Okay, on to the rest of my saga. I finished the ever-so-joyful trip to the doctor's office, and was headed to Wal-Mart. Surprisingly enough, the Wal-Mart trip was uneventful, with the exception of a few crazies who were unaware of shopping cart pushing etiquette. I was shocked that they actually had everything on my list in stock, 'cause that just NEVER happens.
We left there and ran through the Chick-Fil-A drive-thru.
$7.13 for a salad and a tea?? Since when!?
We dropped the prescription off at the pharmacy drive-thru with the expectation that hubs will pick it up on his way home (he's so sweet!).
Then we get home. LO is hungry. I bring her and the groceries in (in separate trips, mind you. I'm no superwoman!), get her out of her seat and let her run (i.e. crawl) wild on the kitchen floor while I'm putting everything away.

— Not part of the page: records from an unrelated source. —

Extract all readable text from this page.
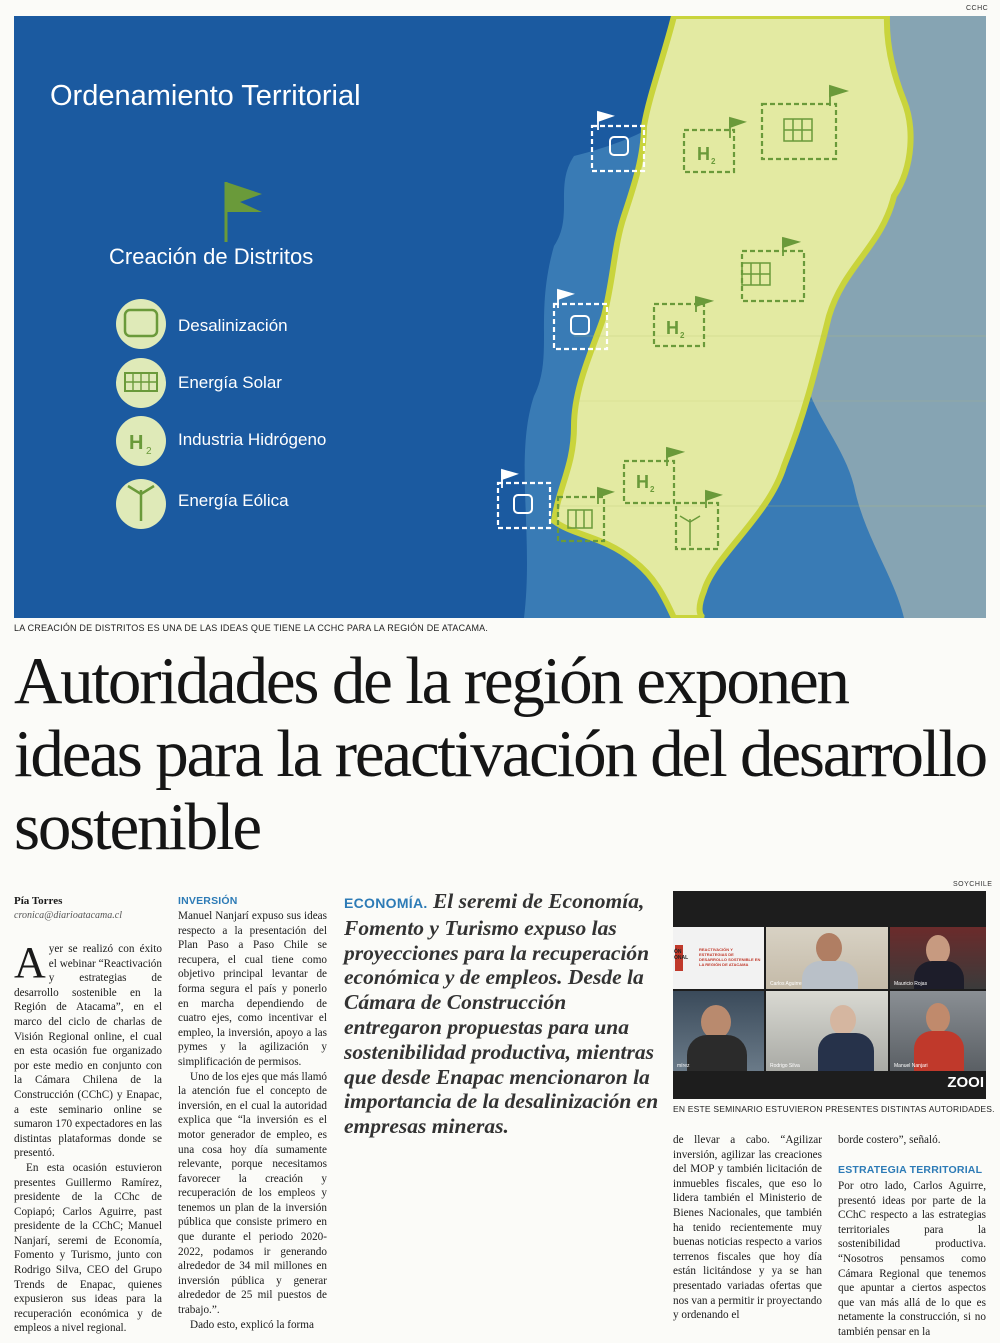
CCHC
H 2
H 2
H 2
H 2
Ordenamiento Territorial
Creación de Distritos
Desalinización
Energía Solar
Industria Hidrógeno
Energía Eólica
LA CREACIÓN DE DISTRITOS ES UNA DE LAS IDEAS QUE TIENE LA CCHC PARA LA REGIÓN DE ATACAMA.
Autoridades de la región exponen ideas para la reactivación del desarrollo sostenible
Pía Torres
cronica@diarioatacama.cl

Ayer se realizó con éxito el webinar “Reactivación y estrategias de desarrollo sostenible en la Región de Atacama”, en el marco del ciclo de charlas de Visión Regional online, el cual en esta ocasión fue organizado por este medio en conjunto con la Cámara Chilena de la Construcción (CChC) y Enapac, a este seminario online se sumaron 170 expectadores en las distintas plataformas donde se presentó.

En esta ocasión estuvieron presentes Guillermo Ramírez, presidente de la CChc de Copiapó; Carlos Aguirre, past presidente de la CChC; Manuel Nanjarí, seremi de Economía, Fomento y Turismo, junto con Rodrigo Silva, CEO del Grupo Trends de Enapac, quienes expusieron sus ideas para la recuperación económica y de empleos a nivel regional.

INVERSIÓN

Manuel Nanjarí expuso sus ideas respecto a la presentación del Plan Paso a Paso Chile se recupera, el cual tiene como objetivo principal levantar de forma segura el país y ponerlo en marcha dependiendo de cuatro ejes, como incentivar el empleo, la inversión, apoyo a las pymes y la agilización y simplificación de permisos.

Uno de los ejes que más llamó la atención fue el concepto de inversión, en el cual la autoridad explica que “la inversión es el motor generador de empleo, es una cosa hoy día sumamente relevante, porque necesitamos favorecer la creación y recuperación de los empleos y tenemos un plan de la inversión pública que consiste primero en que durante el periodo 2020-2022, podamos ir generando alrededor de 34 mil millones en inversión pública y generar alrededor de 25 mil puestos de trabajo.”.

Dado esto, explicó la forma

ECONOMÍA. El seremi de Economía, Fomento y Turismo expuso las proyecciones para la recuperación económica y de empleos. Desde la Cámara de Construcción entregaron propuestas para una sostenibilidad productiva, mientras que desde Enapac mencionaron la importancia de la desalinización en empresas mineras.
SOYCHILE
ÓN
ONAL
REACTIVACIÓN Y ESTRATEGIAS DE DESARROLLO SOSTENIBLE EN LA REGIÓN DE ATACAMA
mírez
Carlos Aguirre	Mauricio Rojas
Rodrigo Silva	Manuel Nanjari
ZOOI
EN ESTE SEMINARIO ESTUVIERON PRESENTES DISTINTAS AUTORIDADES.

de llevar a cabo. “Agilizar inversión, agilizar las creaciones del MOP y también licitación de inmuebles fiscales, que eso lo lidera también el Ministerio de Bienes Nacionales, que también ha tenido recientemente muy buenas noticias respecto a varios terrenos fiscales que hoy día están licitándose y ya se han presentado variadas ofertas que nos van a permitir ir proyectando y ordenando el

borde costero”, señaló.

ESTRATEGIA TERRITORIAL

Por otro lado, Carlos Aguirre, presentó ideas por parte de la CChC respecto a las estrategias territoriales para la sostenibilidad productiva. “Nosotros pensamos como Cámara Regional que tenemos que apuntar a ciertos aspectos que van más allá de lo que es netamente la construcción, si no también pensar en la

As I'm kneeling on the floor in front of the freezer, trying desperately to cram a few things in there, I see her next to me somehow completely lose all sense of gravity (yes, while on her hands and knees) and somehow she does a face plant into our ceramic tile floor. Of course she's crying from the shock and pain, so I pick her up to console her like a good Mommy would.
She chills out a bit, so I kneel down near the freezer again, this time balancing her on my knees so she could "help" me put stuff away. I'm trying to put a few frozen dinners in the freezer, and the next thing I know, Daddy's rainbow sherbet comes flying at us at warp speed from a few shelves up. My spidey reflexes take over and I try to shield LO from the brunt of the impact, but it still ends up pummelling her tiny little baby ankle before ricocheting through the air, the sharp edge then implanting into my foot before completing it's mission of reaching the kitchen floor. By this time, LO is way freaking out 'cause durn it--that had to hurt! I was reeling in my own pain, stood up, and tried to close the freezer door. Unfortunately the rainbow sherbet had lodged itself between the floor and the bottom of the door. A few swift kicks of my already throbbing foot and it goes sailing towards the laundry room as I am finally able to close the door.
I am again consoling LO, mumbling to myself in pain, and scrutinizing the array of frozen foods laying all over the floor in front of the freezer. I decide it's time to feed LO and walk away, not caring one single bit if that durn half-gallon of Southern Home rainbow sherbet melts away into an extravaganza of multicolored soup-goo.
Oh, hubs, come home soon. I need to be consoled with a big ol' hug after the day I've had.